Poster 1 Israel Gomez Sanchez

Methods:

We report the case of a 78 y.o. woman with arterial hypertension who developed a vitreous hemorrhage from a retinal broken macroaneurysm, that was treated with PPV.

Results:

After vitrectomy the Best Corrected Visual Acuity was 0.9 (Snellen Test). The patient discontinued treatment with postoperative topical antibiotics, without consulting. Two weeks later a corneal oedema and descemitis came up, without pain or vision loss. Five weeks later fungus endophthalmitis was evident with white, spherical, diffuse retinal deposits without vitritis. She underwent another PPV, vitreous washing and intravitreous and oral Voriconazol. That night she started with hallucinosis (rare adverse effect of Voriconazol; 1/100-1/10). Voriconazol was replaced by fluconazol p.o. and she was prescribed haloperidol. Immediately, after surgery, the colonies disappeared with clear media and good outcome. Eight months later a cystoid macular oedema was diagnosed with OCT and was treated with Ozurdex.

Conclusions:

The treatment of Candida albicans endophthalmitis with PPV was effective.

Discussion:

  1. Is it possible to diagnose of a ruptured aneurysm by ultrasound?

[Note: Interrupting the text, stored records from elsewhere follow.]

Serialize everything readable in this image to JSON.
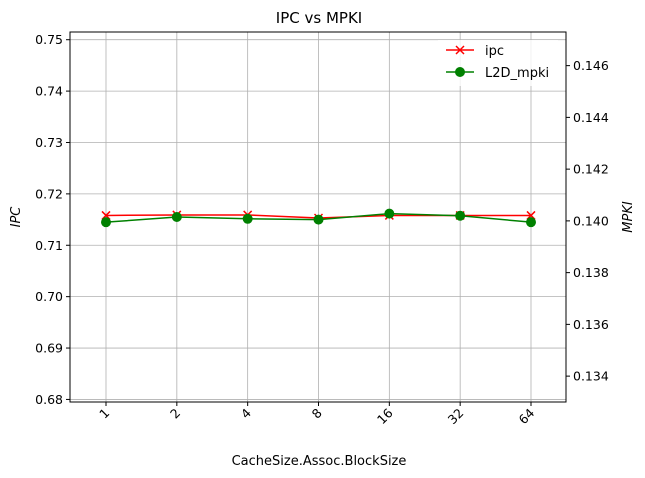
{
  "chart_data": {
    "type": "line",
    "title": "IPC vs MPKI",
    "xlabel": "CacheSize.Assoc.BlockSize",
    "ylabel_left": "IPC",
    "ylabel_right": "MPKI",
    "categories": [
      "1",
      "2",
      "4",
      "8",
      "16",
      "32",
      "64"
    ],
    "grid": true,
    "legend_position": "top-right",
    "y_left": {
      "lim": [
        0.6795,
        0.7515
      ],
      "ticks": [
        "0.68",
        "0.69",
        "0.70",
        "0.71",
        "0.72",
        "0.73",
        "0.74",
        "0.75"
      ],
      "tick_values": [
        0.68,
        0.69,
        0.7,
        0.71,
        0.72,
        0.73,
        0.74,
        0.75
      ]
    },
    "y_right": {
      "lim": [
        0.133,
        0.1473
      ],
      "ticks": [
        "0.134",
        "0.136",
        "0.138",
        "0.140",
        "0.142",
        "0.144",
        "0.146"
      ],
      "tick_values": [
        0.134,
        0.136,
        0.138,
        0.14,
        0.142,
        0.144,
        0.146
      ]
    },
    "series": [
      {
        "name": "ipc",
        "axis": "left",
        "color": "#ff0000",
        "marker": "x",
        "values": [
          0.7158,
          0.7159,
          0.7159,
          0.7153,
          0.7158,
          0.7158,
          0.7158
        ]
      },
      {
        "name": "L2D_mpki",
        "axis": "right",
        "color": "#008000",
        "marker": "o",
        "values": [
          0.13995,
          0.14015,
          0.14008,
          0.14005,
          0.14028,
          0.1402,
          0.13995
        ]
      }
    ]
  }
}
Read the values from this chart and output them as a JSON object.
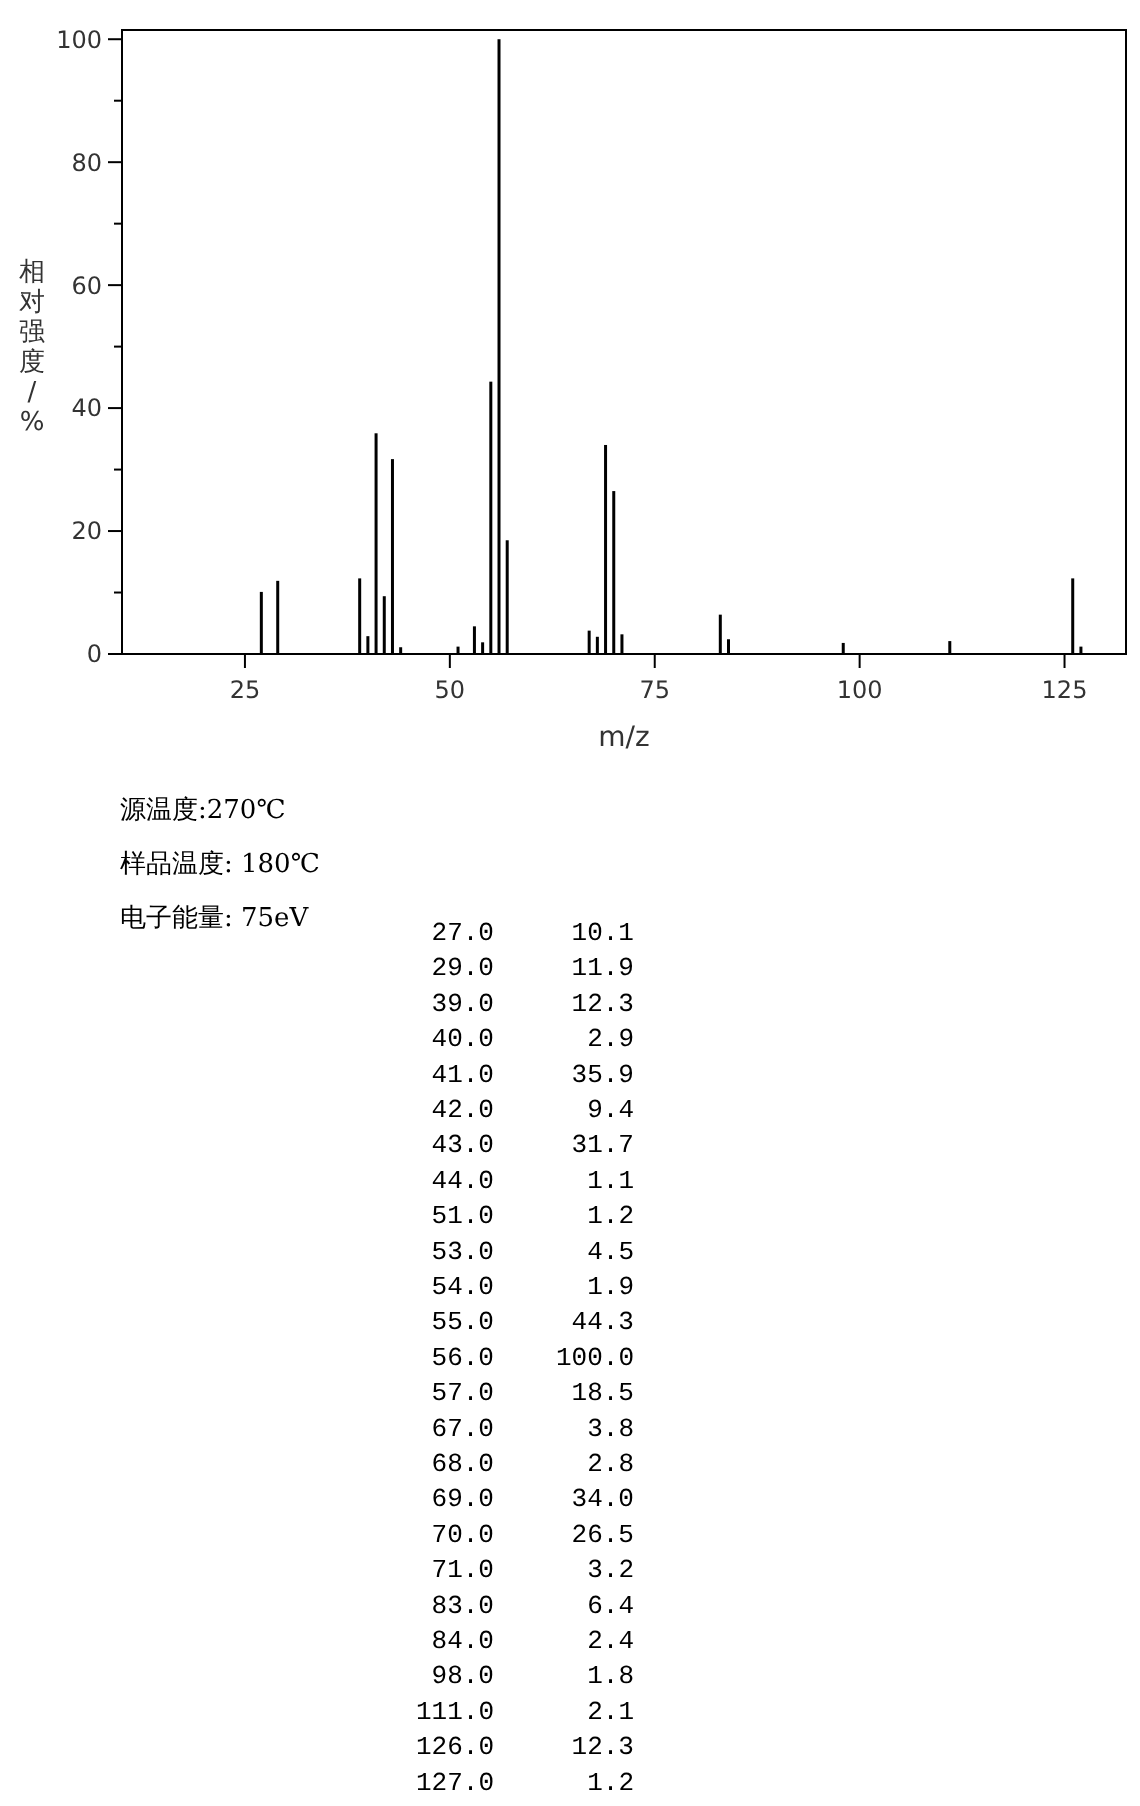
{
  "chart_data": {
    "type": "bar",
    "xlabel": "m/z",
    "ylabel": "相对强度/%",
    "x": [
      27,
      29,
      39,
      40,
      41,
      42,
      43,
      44,
      51,
      53,
      54,
      55,
      56,
      57,
      67,
      68,
      69,
      70,
      71,
      83,
      84,
      98,
      111,
      126,
      127
    ],
    "values": [
      10.1,
      11.9,
      12.3,
      2.9,
      35.9,
      9.4,
      31.7,
      1.1,
      1.2,
      4.5,
      1.9,
      44.3,
      100.0,
      18.5,
      3.8,
      2.8,
      34.0,
      26.5,
      3.2,
      6.4,
      2.4,
      1.8,
      2.1,
      12.3,
      1.2
    ],
    "color": "#000000",
    "xlim": [
      10,
      132.5
    ],
    "xticks": [
      25,
      50,
      75,
      100,
      125
    ],
    "ylim": [
      0,
      101.5
    ],
    "yticks": [
      0,
      {
        "value": 10,
        "label": null
      },
      20,
      {
        "value": 30,
        "label": null
      },
      40,
      {
        "value": 50,
        "label": null
      },
      60,
      {
        "value": 70,
        "label": null
      },
      80,
      {
        "value": 90,
        "label": null
      },
      100
    ],
    "grid": false,
    "legend": false,
    "annotations": [
      "源温度:270℃",
      "样品温度: 180℃",
      "电子能量: 75eV",
      "27.0",
      "29.0",
      "39.0",
      "40.0",
      "41.0",
      "42.0",
      "43.0",
      "44.0",
      "51.0",
      "53.0",
      "54.0",
      "55.0",
      "56.0",
      "57.0",
      "67.0",
      "68.0",
      "69.0",
      "70.0",
      "71.0",
      "83.0",
      "84.0",
      "98.0",
      "111.0",
      "126.0",
      "127.0",
      "10.1",
      "11.9",
      "12.3",
      "2.9",
      "35.9",
      "9.4",
      "31.7",
      "1.1",
      "1.2",
      "4.5",
      "1.9",
      "44.3",
      "100.0",
      "18.5",
      "3.8",
      "2.8",
      "34.0",
      "26.5",
      "3.2",
      "6.4",
      "2.4",
      "1.8",
      "2.1",
      "12.3",
      "1.2"
    ]
  }
}
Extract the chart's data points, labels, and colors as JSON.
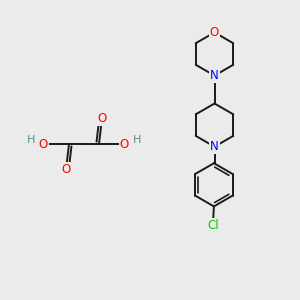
{
  "bg_color": "#ebebeb",
  "bond_color": "#1a1a1a",
  "N_color": "#0000ff",
  "O_color": "#ff0000",
  "Cl_color": "#00cc00",
  "H_color": "#5f8a8a",
  "line_width": 1.4,
  "figsize": [
    3.0,
    3.0
  ],
  "dpi": 100,
  "xlim": [
    0,
    10
  ],
  "ylim": [
    0,
    10
  ]
}
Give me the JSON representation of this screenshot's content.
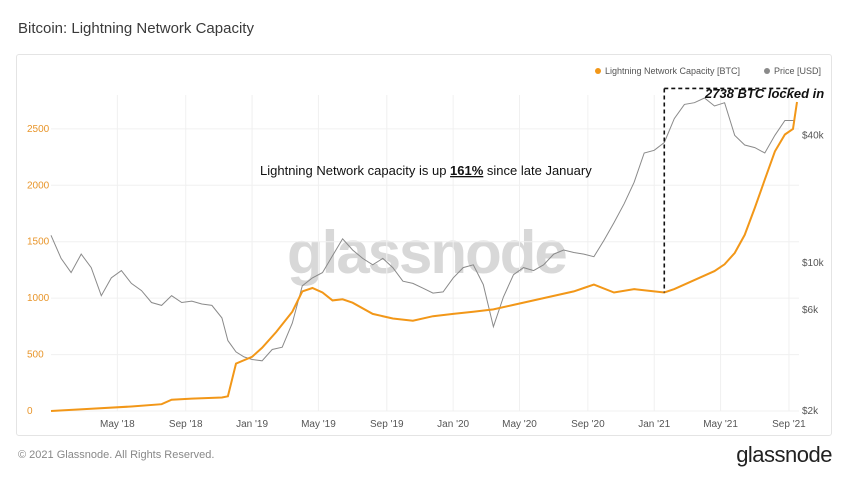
{
  "page": {
    "title": "Bitcoin: Lightning Network Capacity",
    "copyright": "© 2021 Glassnode. All Rights Reserved.",
    "logo": "glassnode"
  },
  "colors": {
    "capacity": "#f29718",
    "price": "#8a8a8a",
    "grid": "#f0f0f0",
    "axis_left": "#e8952a"
  },
  "chart_data": {
    "type": "line",
    "title": "Bitcoin: Lightning Network Capacity",
    "watermark": "glassnode",
    "x_ticks": [
      "May '18",
      "Sep '18",
      "Jan '19",
      "May '19",
      "Sep '19",
      "Jan '20",
      "May '20",
      "Sep '20",
      "Jan '21",
      "May '21",
      "Sep '21"
    ],
    "x_range": [
      2018.0,
      2021.72
    ],
    "x_tick_values": [
      2018.33,
      2018.67,
      2019.0,
      2019.33,
      2019.67,
      2020.0,
      2020.33,
      2020.67,
      2021.0,
      2021.33,
      2021.67
    ],
    "y_left": {
      "label": "Lightning Network Capacity [BTC]",
      "ticks": [
        "0",
        "500",
        "1000",
        "1500",
        "2000",
        "2500"
      ],
      "tick_values": [
        0,
        500,
        1000,
        1500,
        2000,
        2500
      ],
      "range": [
        0,
        2800
      ]
    },
    "y_right": {
      "label": "Price [USD]",
      "scale": "log",
      "ticks": [
        "$2k",
        "$6k",
        "$10k",
        "$40k"
      ],
      "tick_values": [
        2000,
        6000,
        10000,
        40000
      ],
      "range": [
        2000,
        62000
      ]
    },
    "legend": [
      {
        "name": "Lightning Network Capacity [BTC]",
        "color": "#f29718"
      },
      {
        "name": "Price [USD]",
        "color": "#8a8a8a"
      }
    ],
    "legend_position": "top-right",
    "annotations": {
      "headline_prefix": "Lightning Network capacity is up ",
      "headline_pct": "161%",
      "headline_suffix": " since late January",
      "locked_in": "2738 BTC locked in",
      "box_start_x": 2021.05,
      "box_end_x": 2021.71,
      "box_start_capacity": 1050,
      "box_end_capacity": 2738
    },
    "series": [
      {
        "name": "Lightning Network Capacity [BTC]",
        "axis": "left",
        "x": [
          2018.0,
          2018.2,
          2018.4,
          2018.55,
          2018.6,
          2018.7,
          2018.85,
          2018.88,
          2018.92,
          2019.0,
          2019.05,
          2019.12,
          2019.2,
          2019.25,
          2019.3,
          2019.35,
          2019.4,
          2019.45,
          2019.5,
          2019.6,
          2019.7,
          2019.8,
          2019.9,
          2020.0,
          2020.1,
          2020.2,
          2020.3,
          2020.4,
          2020.5,
          2020.6,
          2020.65,
          2020.7,
          2020.8,
          2020.9,
          2021.0,
          2021.05,
          2021.1,
          2021.2,
          2021.3,
          2021.35,
          2021.4,
          2021.45,
          2021.5,
          2021.55,
          2021.6,
          2021.65,
          2021.69,
          2021.7,
          2021.71
        ],
        "values": [
          0,
          20,
          40,
          60,
          100,
          110,
          120,
          130,
          420,
          480,
          560,
          700,
          880,
          1060,
          1090,
          1050,
          980,
          990,
          960,
          860,
          820,
          800,
          840,
          860,
          880,
          900,
          940,
          980,
          1020,
          1060,
          1090,
          1120,
          1050,
          1080,
          1060,
          1050,
          1080,
          1160,
          1240,
          1300,
          1400,
          1560,
          1800,
          2050,
          2300,
          2450,
          2500,
          2620,
          2738
        ]
      },
      {
        "name": "Price [USD]",
        "axis": "right",
        "x": [
          2018.0,
          2018.05,
          2018.1,
          2018.15,
          2018.2,
          2018.25,
          2018.3,
          2018.35,
          2018.4,
          2018.45,
          2018.5,
          2018.55,
          2018.6,
          2018.65,
          2018.7,
          2018.75,
          2018.8,
          2018.85,
          2018.88,
          2018.92,
          2018.96,
          2019.0,
          2019.05,
          2019.1,
          2019.15,
          2019.2,
          2019.25,
          2019.3,
          2019.35,
          2019.4,
          2019.45,
          2019.5,
          2019.55,
          2019.6,
          2019.65,
          2019.7,
          2019.75,
          2019.8,
          2019.85,
          2019.9,
          2019.95,
          2020.0,
          2020.05,
          2020.1,
          2020.15,
          2020.2,
          2020.25,
          2020.3,
          2020.35,
          2020.4,
          2020.45,
          2020.5,
          2020.55,
          2020.6,
          2020.65,
          2020.7,
          2020.75,
          2020.8,
          2020.85,
          2020.9,
          2020.95,
          2021.0,
          2021.05,
          2021.1,
          2021.15,
          2021.2,
          2021.25,
          2021.3,
          2021.35,
          2021.4,
          2021.45,
          2021.5,
          2021.55,
          2021.6,
          2021.65,
          2021.7
        ],
        "values": [
          13500,
          10500,
          9000,
          11000,
          9500,
          7000,
          8500,
          9200,
          8000,
          7400,
          6500,
          6300,
          7000,
          6500,
          6600,
          6400,
          6300,
          5500,
          4300,
          3800,
          3600,
          3500,
          3450,
          3900,
          4000,
          5200,
          7800,
          8500,
          9000,
          10800,
          13000,
          11500,
          10500,
          9800,
          10500,
          9500,
          8200,
          8000,
          7600,
          7200,
          7300,
          8500,
          9500,
          9800,
          7900,
          5000,
          6900,
          8800,
          9500,
          9200,
          9800,
          11000,
          11500,
          11200,
          11000,
          10700,
          12800,
          15500,
          19000,
          24000,
          33000,
          34000,
          37000,
          48000,
          56000,
          57000,
          60000,
          55000,
          57000,
          40000,
          36000,
          35000,
          33000,
          40000,
          47000,
          47000
        ]
      }
    ]
  }
}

We do not think that echography is accurate enough to detect a 1mm diameter dilatation of the artery. Had we performed an echography, focal retinal thickening would have been demonstrated?
  2. Which was the origin of the Candidiasis? Vaginal candidiasis, often referred to as a “yeast infection”, is a common problem, affecting nearly 75% of adult women in their lifetime. Our patient refused the idea of a culture of vaginal secretions.
  3. Could hallucinosis have been avoided? A review of publications says that the incidence of hallucinations is around 1-5%. Hallucinations associated with Voriconazol therapy can often be overlooked by physicians who focus on the patient’s serious illness and who do not inquire about what might be considered extraneous adverse events. Patients should be cautioned about the possibility of adverse events before starting Voriconazol therapy.
  4. Could macular oedema have been avoided? We think that both vitreous haemorrhage and endophthalmitis may have produced the macular edema.